My husband, friends and I stood at the edges of the dance floor Friday night at the Spanish Ballroom at Glen Echo Park with tentative, somewhat queasy smiles on our faces. Forcing bravado, I said, "Let's do it. Let's get on the floor." A friend replied, "Well we are. Once we figure out what to do out there." Oh, that's easy, I thought, in my newfound brazen dancer mode. Because I could cut a mean country-western swing in my Tucson college days, I assumed conquering the group contra would be as easy as a promenade and a dosey do. Wrong. "No your other left," one man said as he tried to get my arm into the square-circle configuration as I marched to the right. "Now spin!" Right, spin. Struggling to keep moving, keeping left from right, spinning the woman in the middle, now the other guy, now my husband, now line up, stomp stomp stomp, I felt rivulets of sweat trickling down my back, which were quickly flowing into a river. My friends were lost in the crowd.
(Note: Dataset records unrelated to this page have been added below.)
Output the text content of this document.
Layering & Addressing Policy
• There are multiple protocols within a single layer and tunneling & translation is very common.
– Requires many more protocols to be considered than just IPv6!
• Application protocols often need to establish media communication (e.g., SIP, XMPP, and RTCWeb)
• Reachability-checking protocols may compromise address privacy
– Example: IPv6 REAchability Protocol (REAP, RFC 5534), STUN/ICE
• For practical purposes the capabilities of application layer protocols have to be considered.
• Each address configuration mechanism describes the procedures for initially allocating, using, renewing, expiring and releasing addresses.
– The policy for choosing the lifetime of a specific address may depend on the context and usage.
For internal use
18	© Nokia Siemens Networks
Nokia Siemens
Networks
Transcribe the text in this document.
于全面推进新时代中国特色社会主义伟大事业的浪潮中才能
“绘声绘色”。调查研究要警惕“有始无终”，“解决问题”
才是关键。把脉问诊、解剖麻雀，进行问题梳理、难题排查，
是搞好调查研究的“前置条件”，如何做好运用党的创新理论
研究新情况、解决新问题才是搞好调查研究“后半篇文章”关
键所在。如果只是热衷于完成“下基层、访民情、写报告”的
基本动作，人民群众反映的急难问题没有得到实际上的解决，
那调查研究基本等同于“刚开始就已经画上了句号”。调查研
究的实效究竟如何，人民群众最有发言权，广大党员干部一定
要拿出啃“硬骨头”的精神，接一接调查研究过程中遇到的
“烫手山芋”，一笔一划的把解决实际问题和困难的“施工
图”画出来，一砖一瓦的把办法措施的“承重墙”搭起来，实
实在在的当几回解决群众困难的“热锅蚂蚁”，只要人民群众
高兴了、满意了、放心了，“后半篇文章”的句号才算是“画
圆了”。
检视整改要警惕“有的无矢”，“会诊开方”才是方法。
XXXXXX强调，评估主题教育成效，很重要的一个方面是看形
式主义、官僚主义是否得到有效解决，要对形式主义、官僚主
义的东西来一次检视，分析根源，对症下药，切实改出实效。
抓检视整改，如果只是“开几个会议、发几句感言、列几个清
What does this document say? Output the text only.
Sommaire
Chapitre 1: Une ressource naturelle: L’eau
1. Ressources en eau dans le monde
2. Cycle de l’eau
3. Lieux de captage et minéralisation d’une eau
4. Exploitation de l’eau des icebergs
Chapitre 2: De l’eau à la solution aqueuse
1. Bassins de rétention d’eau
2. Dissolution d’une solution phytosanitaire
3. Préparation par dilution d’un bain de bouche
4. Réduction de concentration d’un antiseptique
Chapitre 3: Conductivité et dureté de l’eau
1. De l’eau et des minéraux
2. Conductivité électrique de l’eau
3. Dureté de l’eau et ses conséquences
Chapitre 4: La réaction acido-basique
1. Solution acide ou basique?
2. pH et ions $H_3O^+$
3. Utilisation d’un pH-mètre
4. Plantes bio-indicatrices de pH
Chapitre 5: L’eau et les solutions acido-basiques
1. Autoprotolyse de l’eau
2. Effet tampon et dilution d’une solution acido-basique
I was dizzy and short of breath. Ecstatic, red-faced and dripping, we twirled to meet the next couple. My husband and I had gone from two spastic stiffs on the sidelines to two dancers among many merged in the graceful kaleidoscope that was contra dance at the (un-air-conditioned) Spanish Ballroom. Our group, first-timers there for a birthday, loved it and is going back--early, 7:30 sharp, for the lesson. For $9 we get to leave our dancing insecurities behind, burn a couple hundred calories and "dance like the dickens" as Joe Ely would say. (Click here to see full lyrics and play the song. Though they didn't play it on contra night, which isn't country swing, Ely's "West Texas Waltz" is one of my all-time dance faves and perfectly captures the spirit of the night.)
Dancing in the Spanish Ballroom, photo courtesy of Bruce Douglas
(from the website)
It was indeed a swirl of color, motion, and joyful movement -- with not just a few beads of sweat thrown in. What a vibrant scene! Definitely not your fifth-grade square dance.